Lesson Learned: Find your betting niche. Identify this by keeping a spreadsheet of all of your betting activities, with columns covering leagues, teams, bet types, pre-game/in-play, odds, outcome and profit/loss. You will be amazed at what you learn about yourself.
#4 – No Emotion
This is linked to the concept of Confirmation Bias above, and the truth is that for so many punters – even those with a fantastic eye for picking winners – our judgment can be clouded by emotional responses.
Refusing to back the teams we support/despise, failure to bet on teams that we have placed on the naughty step (or continuing to back those that let us down time and again – Newcastle and Atletico Madrid being two examples this season), chasing losses, betting ‘blind’ while in a state of euphoria from a win elsewhere….these are all emotion-led traps that many of us fall into.

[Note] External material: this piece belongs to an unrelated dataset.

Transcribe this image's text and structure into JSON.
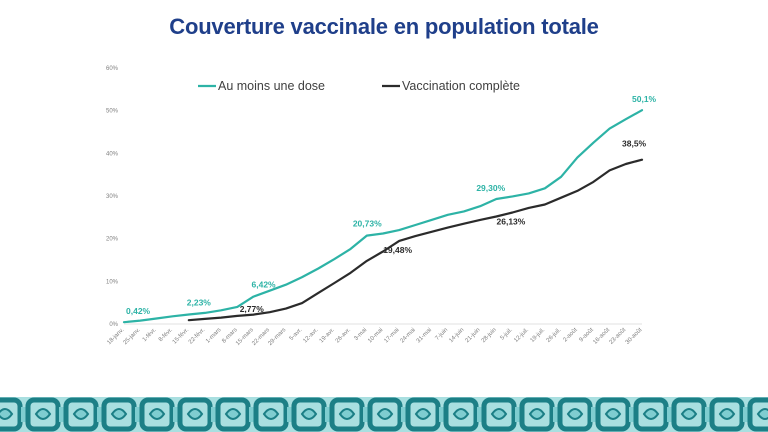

Being cool, calm and clinical is the way we are going to be approaching our betting in 2017.
Lesson Learned: Always place your bets a couple of days in advance. That way all decisions are taken rationally and with applied logic. There is still time to alter/cancel/add wagers when team news is announced closer to kick off.
#5 – Stick to What You Know
Is there anything worse when you fancy a bet and scout around on a quiet Monday night and only the Malaysian Second Division is in action?
Of course, the temptation would be to hunt down a copy of the Malaysian Second Division league table, see who is in form and where they are placed in the league and put down some wagers accordingly. Bad mistake.
Only bet on leagues where you know the teams inside and out. One glimpse of the injuries and suspensions tables for the English Premier League will be enough to give an excellent insight for the vast majority of UK based punters, as do other titbits of knowledge: teams tend to rest players before/after Champions League matches, for example.
Throwing your money at a football culture that you know nothing about is a recipe for disaster, so stick to what you know.
Lesson Learned: Find your niche and utilise its full potential. A loss is a loss, and you will be left kicking yourself at throwing money down the drain with your idle wagers on the Ugandan League Cup etc!